Dialogue entre Moscou et le Vatican. Lavrov : « La position du Saint-Siège est équilibrée. »
Tous les points clés de la rencontre entre le ministre russe des Affaires étrangères et l’envoyé du Saint-Siège.
Un dialogue animé et approfondi, abordant des sujets aussi variés que la guerre en Ukraine, la persécution de l’Église orthodoxe, le Moyen-Orient et l’Afrique, s’est tenu pendant plus de quatre heures. Le ministre russe des Affaires étrangères, Sergueï Lavrov, et l’archevêque Paul Richard Gallagher, secrétaire du Saint-Siège pour les relations avec les États, ont jeté les bases d’une compréhension mutuelle sur les questions qui divisent le monde. Ils ont notamment trouvé un terrain d’entente inattendu sur la défense des valeurs traditionnelles et la nécessité d’une approche humanitaire du conflit.
À l’issue des entretiens, M. Lavrov a salué la position équilibrée du Vatican sur la crise ukrainienne, la contrastant implicitement avec la ligne dure adoptée par de nombreux pays occidentaux. Le ministre a expliqué à l’envoyé pontifical la stratégie russe pour mettre fin aux hostilités, axée sur l’élimination des causes profondes du conflit – notamment l’élargissement de l’OTAN et la protection des russophones du Donbass – et a remercié le Saint-Siège pour son engagement humanitaire, en particulier pour le regroupement des enfants séparés de leurs familles par la guerre.
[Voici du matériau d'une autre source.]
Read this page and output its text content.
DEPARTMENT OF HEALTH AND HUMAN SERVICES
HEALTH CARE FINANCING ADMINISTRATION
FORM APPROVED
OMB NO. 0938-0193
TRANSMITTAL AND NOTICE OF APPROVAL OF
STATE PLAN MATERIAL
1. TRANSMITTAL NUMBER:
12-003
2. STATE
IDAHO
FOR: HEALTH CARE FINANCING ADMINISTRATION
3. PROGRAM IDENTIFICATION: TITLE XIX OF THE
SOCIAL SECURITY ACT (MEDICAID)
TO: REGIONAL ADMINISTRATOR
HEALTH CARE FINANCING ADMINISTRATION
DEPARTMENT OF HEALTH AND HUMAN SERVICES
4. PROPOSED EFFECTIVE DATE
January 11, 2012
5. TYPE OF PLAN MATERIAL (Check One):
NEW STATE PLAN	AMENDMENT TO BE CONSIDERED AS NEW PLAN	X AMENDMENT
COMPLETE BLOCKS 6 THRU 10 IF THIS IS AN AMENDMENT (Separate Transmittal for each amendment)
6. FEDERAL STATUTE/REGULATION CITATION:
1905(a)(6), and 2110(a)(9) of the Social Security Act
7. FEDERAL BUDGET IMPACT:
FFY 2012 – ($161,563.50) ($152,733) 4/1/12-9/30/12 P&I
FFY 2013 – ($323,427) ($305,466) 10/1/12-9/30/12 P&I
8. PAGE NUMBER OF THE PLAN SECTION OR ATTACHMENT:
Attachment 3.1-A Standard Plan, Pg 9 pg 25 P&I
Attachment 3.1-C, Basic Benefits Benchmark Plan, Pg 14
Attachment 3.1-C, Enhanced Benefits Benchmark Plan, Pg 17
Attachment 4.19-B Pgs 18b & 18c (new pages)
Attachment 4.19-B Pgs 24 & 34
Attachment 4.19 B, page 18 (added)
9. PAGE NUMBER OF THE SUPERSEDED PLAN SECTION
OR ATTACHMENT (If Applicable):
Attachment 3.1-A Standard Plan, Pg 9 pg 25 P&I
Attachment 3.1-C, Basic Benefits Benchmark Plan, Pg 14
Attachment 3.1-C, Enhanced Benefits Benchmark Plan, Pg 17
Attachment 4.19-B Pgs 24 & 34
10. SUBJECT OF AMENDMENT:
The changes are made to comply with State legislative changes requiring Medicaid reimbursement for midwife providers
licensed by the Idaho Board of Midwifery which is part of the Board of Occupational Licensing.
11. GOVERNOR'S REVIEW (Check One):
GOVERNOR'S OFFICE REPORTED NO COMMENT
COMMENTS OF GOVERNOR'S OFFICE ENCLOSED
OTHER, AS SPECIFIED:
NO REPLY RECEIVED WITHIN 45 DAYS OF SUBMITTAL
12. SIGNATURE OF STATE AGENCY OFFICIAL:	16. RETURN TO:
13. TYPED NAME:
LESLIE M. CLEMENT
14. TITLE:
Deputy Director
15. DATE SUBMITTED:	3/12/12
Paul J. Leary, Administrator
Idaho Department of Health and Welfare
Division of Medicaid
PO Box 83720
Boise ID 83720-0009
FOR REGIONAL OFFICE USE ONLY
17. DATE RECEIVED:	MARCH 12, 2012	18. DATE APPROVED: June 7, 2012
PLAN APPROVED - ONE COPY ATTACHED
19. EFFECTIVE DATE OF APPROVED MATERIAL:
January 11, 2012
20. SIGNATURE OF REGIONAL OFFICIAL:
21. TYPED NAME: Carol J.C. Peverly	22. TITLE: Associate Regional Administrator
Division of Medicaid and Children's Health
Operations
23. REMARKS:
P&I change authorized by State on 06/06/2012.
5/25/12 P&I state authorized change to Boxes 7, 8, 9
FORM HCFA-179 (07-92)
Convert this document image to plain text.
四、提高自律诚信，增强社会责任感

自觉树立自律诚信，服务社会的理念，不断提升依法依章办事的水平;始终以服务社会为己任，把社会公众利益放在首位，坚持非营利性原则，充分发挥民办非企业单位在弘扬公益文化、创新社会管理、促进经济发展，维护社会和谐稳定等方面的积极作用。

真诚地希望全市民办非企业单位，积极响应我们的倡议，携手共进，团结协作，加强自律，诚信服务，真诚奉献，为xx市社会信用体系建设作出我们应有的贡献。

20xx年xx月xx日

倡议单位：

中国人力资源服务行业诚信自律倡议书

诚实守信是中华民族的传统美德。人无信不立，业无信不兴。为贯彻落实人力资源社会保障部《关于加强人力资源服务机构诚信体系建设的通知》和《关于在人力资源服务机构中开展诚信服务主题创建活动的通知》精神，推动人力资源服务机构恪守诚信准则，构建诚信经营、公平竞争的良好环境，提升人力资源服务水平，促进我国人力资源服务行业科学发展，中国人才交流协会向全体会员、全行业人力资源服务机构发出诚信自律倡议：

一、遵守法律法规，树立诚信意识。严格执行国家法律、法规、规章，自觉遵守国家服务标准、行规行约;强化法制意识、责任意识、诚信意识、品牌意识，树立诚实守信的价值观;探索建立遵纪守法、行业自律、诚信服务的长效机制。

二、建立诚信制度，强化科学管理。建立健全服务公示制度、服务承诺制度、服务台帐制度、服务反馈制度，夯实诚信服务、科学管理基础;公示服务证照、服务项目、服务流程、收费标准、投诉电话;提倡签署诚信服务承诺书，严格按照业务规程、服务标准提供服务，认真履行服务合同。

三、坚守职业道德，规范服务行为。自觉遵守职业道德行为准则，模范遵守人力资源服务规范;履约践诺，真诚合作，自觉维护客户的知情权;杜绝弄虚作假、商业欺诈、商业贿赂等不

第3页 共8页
« Cruauté flagrante » : Lavrov dénonce les attaques ukrainiennes contre des civils
Le ministre russe des Affaires étrangères a dénoncé la « cruauté flagrante » des attaques ukrainiennes contre des civils, citant le dernier incident survenu lundi : une vague de raids dans plusieurs régions du sud de la Russie qui a fait trois morts et six blessés parmi les enfants dans une crèche de Krasnodar. « Nous n’oublierons jamais et exigerons justice pour l’attentat terroriste sanglant perpétré par Zelensky à Starobelsk », a ajouté Lavrov, faisant référence à la frappe de drone contre une résidence universitaire du Donbass en mai dernier, qui a coûté la vie à 21 personnes, principalement des adolescentes.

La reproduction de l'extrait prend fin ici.